According to a doctor, the injuries could have been much worse if the two teens had not been holding hands.
“These two were lucky they that they were holding hands. It helped to diffuse the electrical current that ran through their bodies,” said Dr. Stefan Reynoso.
Corliss said he and Varga were walking to go eat when they saw lightning in the sky. Next thing they knew, they both were on the sidewalk, screaming and looking at each other, about three feet away from where they had just been standing.
“I just remember being really confused,” Corliss said. “It felt like someone had hit me over the head with a sheet of metal.”
A driver saw the lightning strike them and stopped to help.
The couple, feeling strange and “tingly,” decided to continue on to the burger joint for lunch.

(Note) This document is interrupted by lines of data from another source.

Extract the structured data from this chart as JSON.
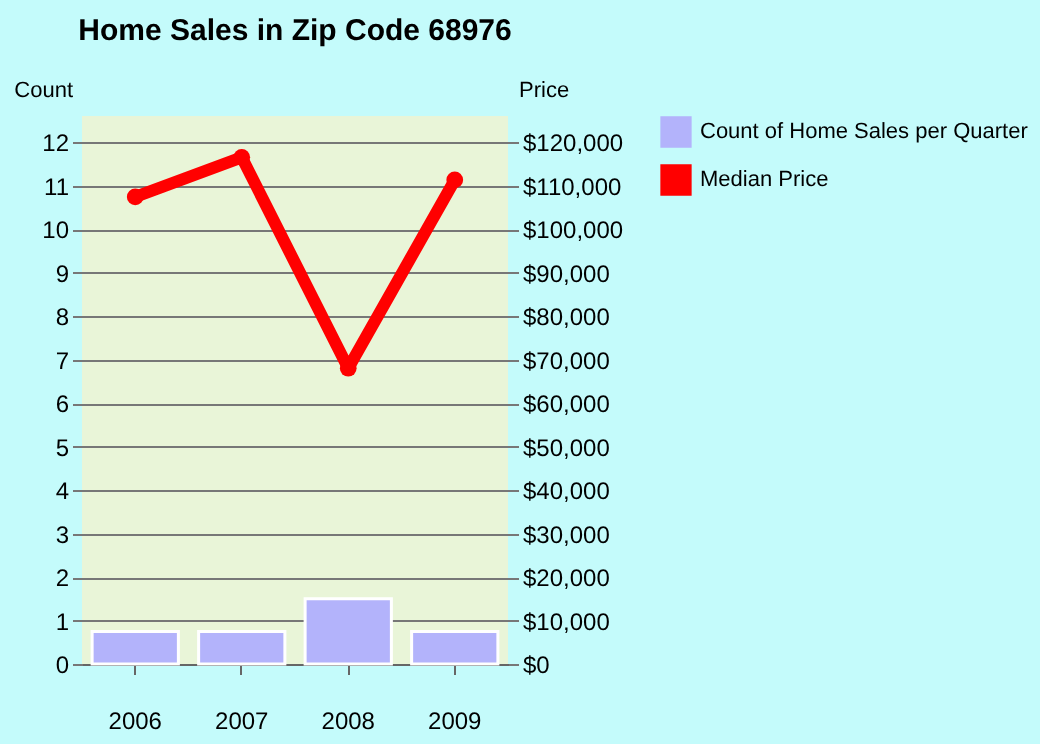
{
  "chart_data": {
    "type": "bar",
    "title": "Home Sales in Zip Code 68976",
    "ylabel": "Count",
    "y2label": "Price",
    "categories": [
      "2006",
      "2007",
      "2008",
      "2009"
    ],
    "series": [
      {
        "name": "Count of Home Sales per Quarter",
        "color": "#b3b3fb",
        "values": [
          0.75,
          0.75,
          1.5,
          0.75
        ]
      },
      {
        "name": "Median Price",
        "type": "line",
        "axis": "y2",
        "color": "#ff0000",
        "values": [
          107400,
          116500,
          68000,
          111300
        ]
      }
    ],
    "ylim": [
      0,
      12.6
    ],
    "yticks": [
      0,
      1,
      2,
      3,
      4,
      5,
      6,
      7,
      8,
      9,
      10,
      11,
      12
    ],
    "y2lim": [
      0,
      126000
    ],
    "y2ticks": [
      {
        "value": 0,
        "label": "$0"
      },
      {
        "value": 10000,
        "label": "$10,000"
      },
      {
        "value": 20000,
        "label": "$20,000"
      },
      {
        "value": 30000,
        "label": "$30,000"
      },
      {
        "value": 40000,
        "label": "$40,000"
      },
      {
        "value": 50000,
        "label": "$50,000"
      },
      {
        "value": 60000,
        "label": "$60,000"
      },
      {
        "value": 70000,
        "label": "$70,000"
      },
      {
        "value": 80000,
        "label": "$80,000"
      },
      {
        "value": 90000,
        "label": "$90,000"
      },
      {
        "value": 100000,
        "label": "$100,000"
      },
      {
        "value": 110000,
        "label": "$110,000"
      },
      {
        "value": 120000,
        "label": "$120,000"
      }
    ],
    "grid": "y",
    "legend": "right",
    "marker": "circle"
  }
}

When they arrived home later, their parents urged the couple to see a doctor.
Reynoso told the teens it’s likely the lightning entered through Corliss’ head, traveled through their hands and exited through Varga’s left foot.
Since the incident, the couple said they have only felt tired and achy.
The doctor said that if they had not been holding hands, they may have suffered from heart problems or serious burns.
“The chance of getting hit by lightning is very uncommon and perhaps one in a million,” Reynoso told KCAL.
The National Lightning Safety Institute advises people who are outdoors to stay a minimum of 15 feet away from others when there is lightning.